We are trading our future and dignity, mainly because of the absence of local opportunities.

Yet the solution does not lie in more lamentation or finger-pointing at outsiders. It lies in entrepreneurship.

Imagine a continent where young Kenyans build tech startups that hire thousands instead of agents selling fake Russian visas.

Where South African women launch fashion brands or e-commerce platforms that reward talent without compromising bodies.

Where governance — clean, competent, accountable — creates the regulatory sandboxes, access to capital, and infrastructure that let homegrown businesses thrive.

Better governance ends the corruption that lets shady recruiters operate unchecked. Robust entrepreneurship ends the economic vacuum that makes foreign lures irresistible.

We have the talent. We have the youth. What we need is the ecosystem: policy that prioritises local investment, education that teaches business creation alongside degrees, and a cultural shift that celebrates the African entrepreneur as hero, not just the diasporian.

Until then, the butchering continues; home in hidden recordings and fake castings, away in foreign snow and drone fire.

Our brothers and sisters deserve better. They deserve a continent where opportunity is not imported at the cost of their lives and honour, but built at home, by us, for us.

The choice is ours.
Govern better.
Support entrepreneurship.
Or keep counting the butchered!

Quote Of The Week

The hardest NO often wears the face of a profitable YES that pulls you away from your mission, values, and identity.

Lamar Tyler
Ask A Mentor

In this week’s Ask A Mentor, Lamar Tyler lays out a simple framework for entrepreneurs who want growth that lasts.

His best advice is to build assets, not just income, and he defines assets as things that compound like audience trust, an email list, repeatable systems, monetizable IP, and especially community.

He also explains why the hardest “no” decisions are often profitable opportunities that distract you from your mission and values.

On execution, he argues that most founders obsess over platforms and software when the real differentiator is clarity, consistency, and solving a painful problem so well that revenue becomes the byproduct of value.

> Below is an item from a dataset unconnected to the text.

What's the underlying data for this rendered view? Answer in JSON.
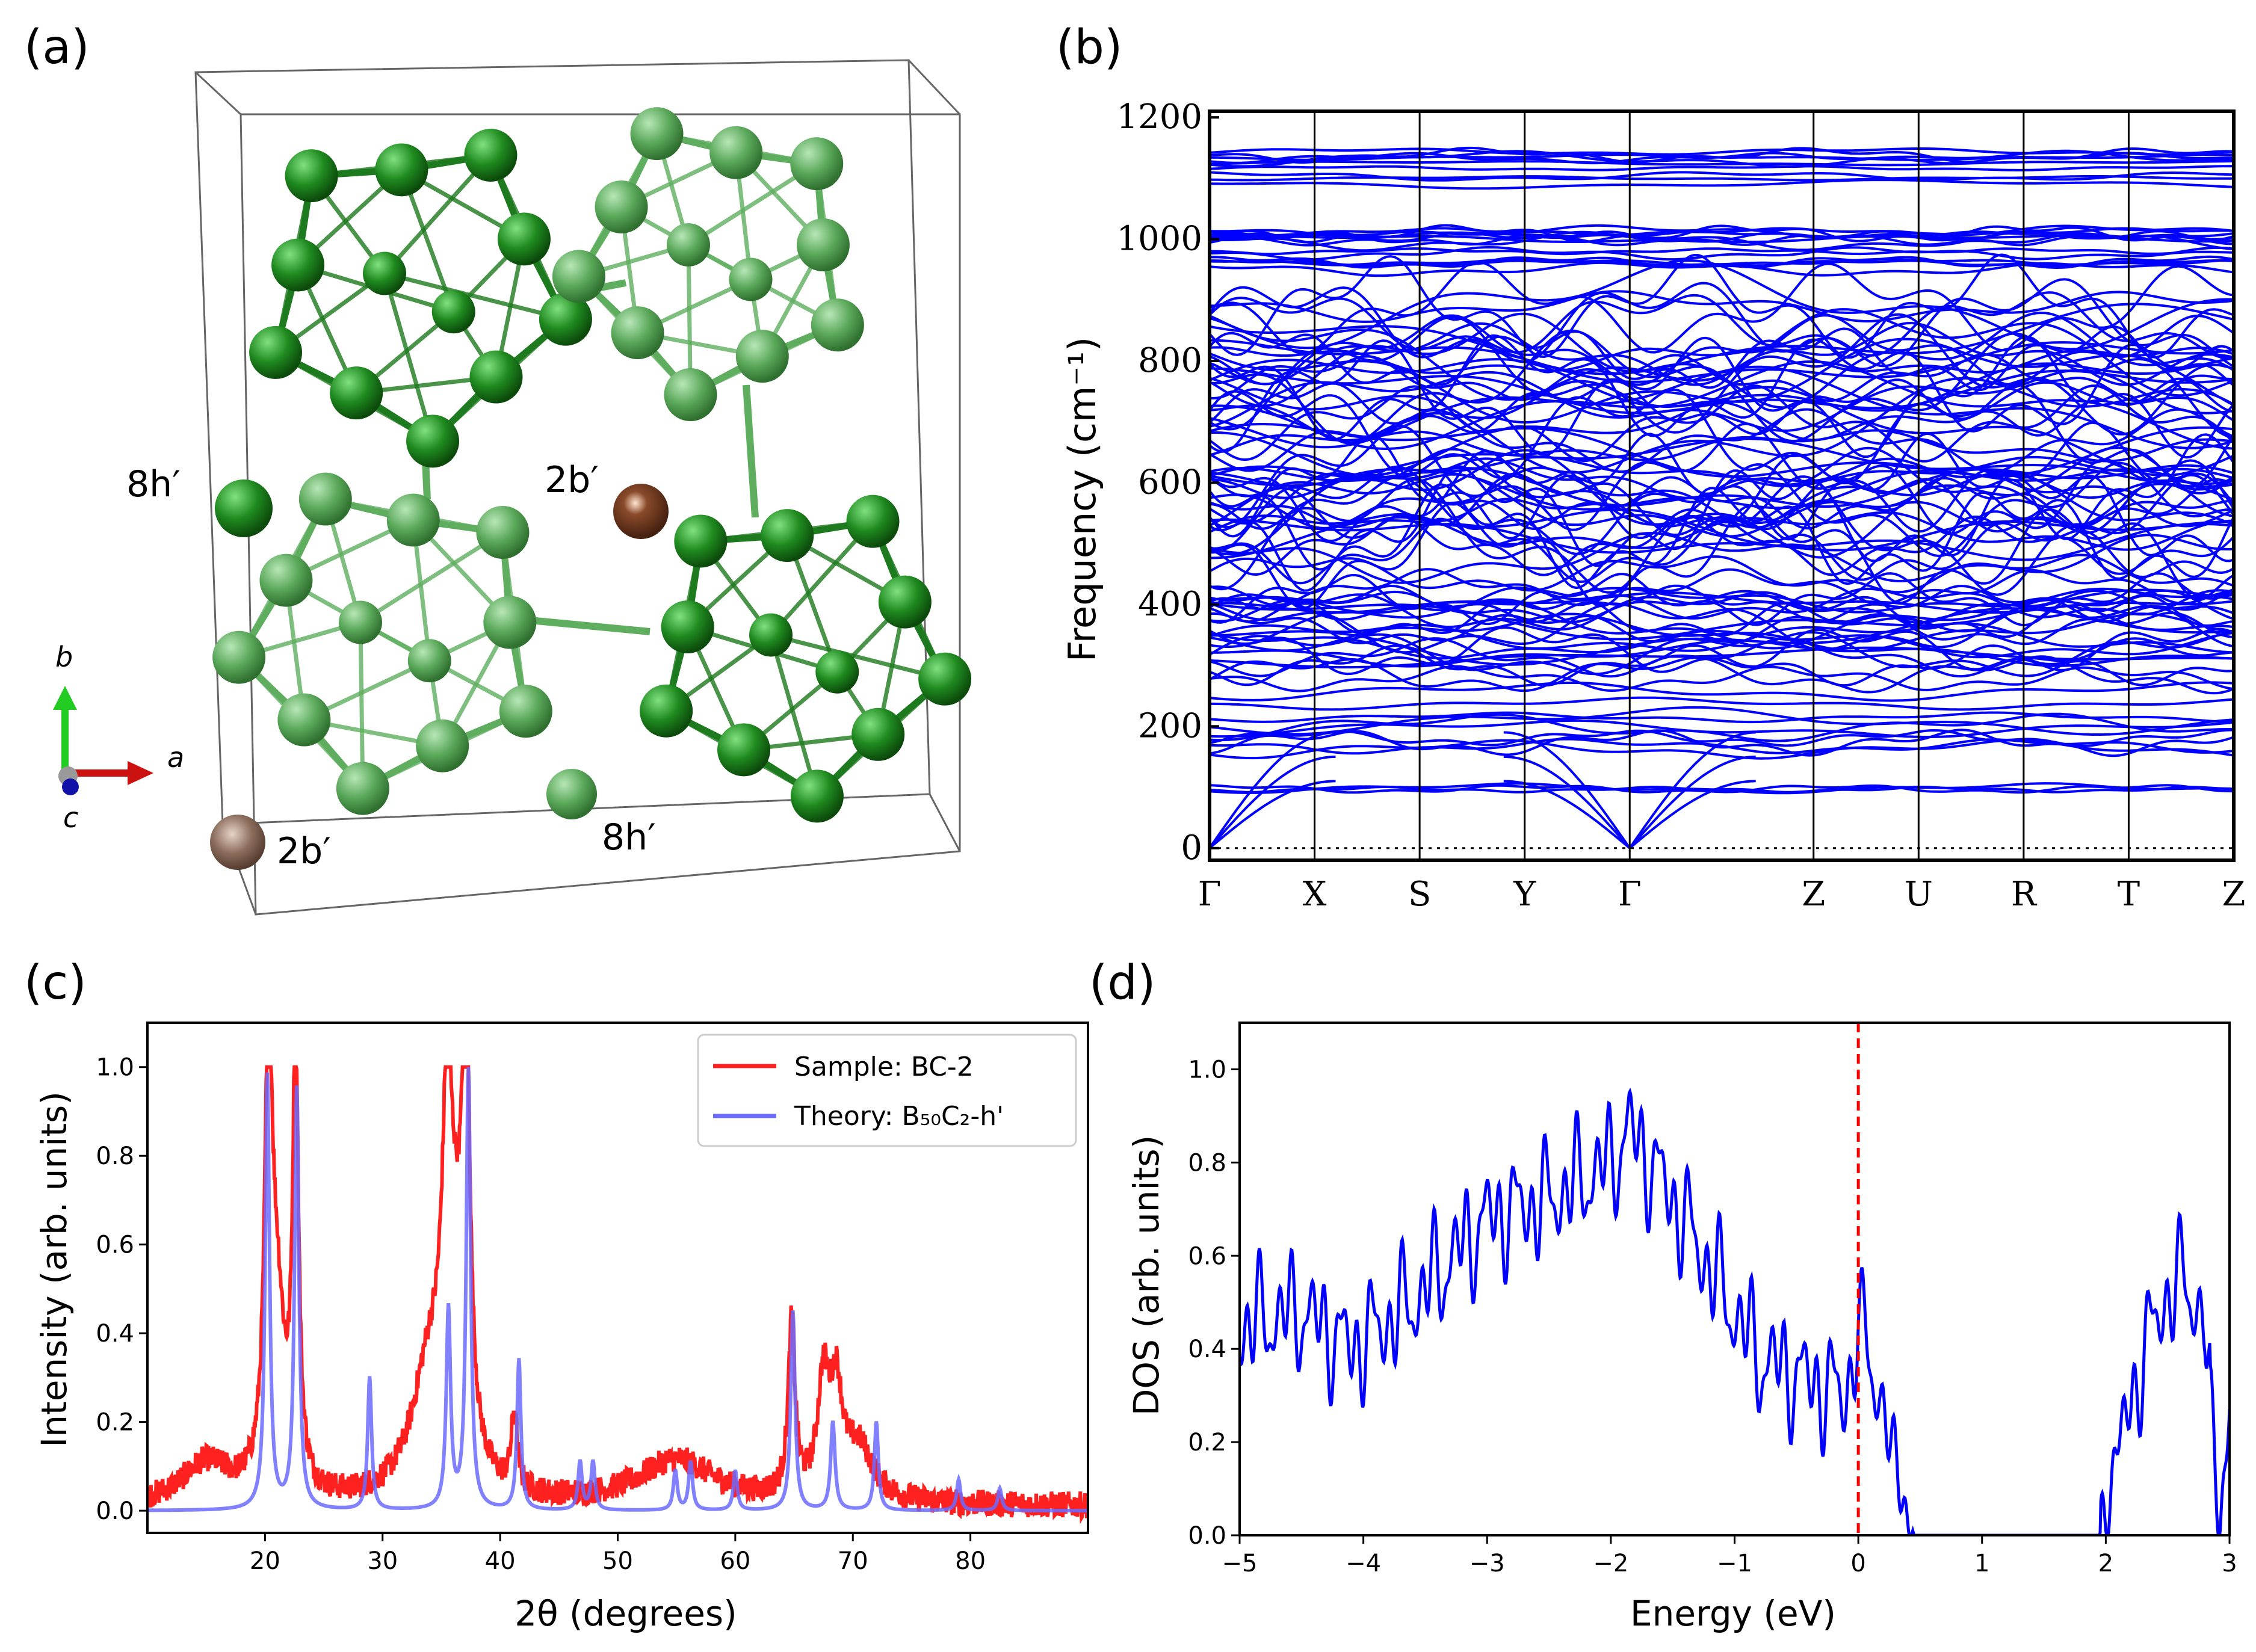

His final lens is time: short-term attention fades, but long-term relevance is built by thinking in decades, not months.

Hustle Trivia

When the stock market index S&P 500 is referenced, technically, "S&P" no longer stands for anything. However, these two letters previously stood for Standard and Poor's.

Opportunity Alert

Stanford Seed Transformation Program

Application Deadline: May 1st, 2026

Applications are now open for the 2026/2027 Stanford Seed Transformation Program.

Designed in Silicon Valley and delivered in Africa, Indonesia, and South Asia, the Stanford Seed Transformation Program prepares established CEOs to grow and expand their businesses with confidence.

Led by Stanford Graduate School of Business faculty and local advisors, this 10-month journey, crafted specifically for busy leaders, extends into lifelong membership, unlocking continuous learning and business support.

Afrofact

Africa holds about 30% of the earth's remaining mineral resources.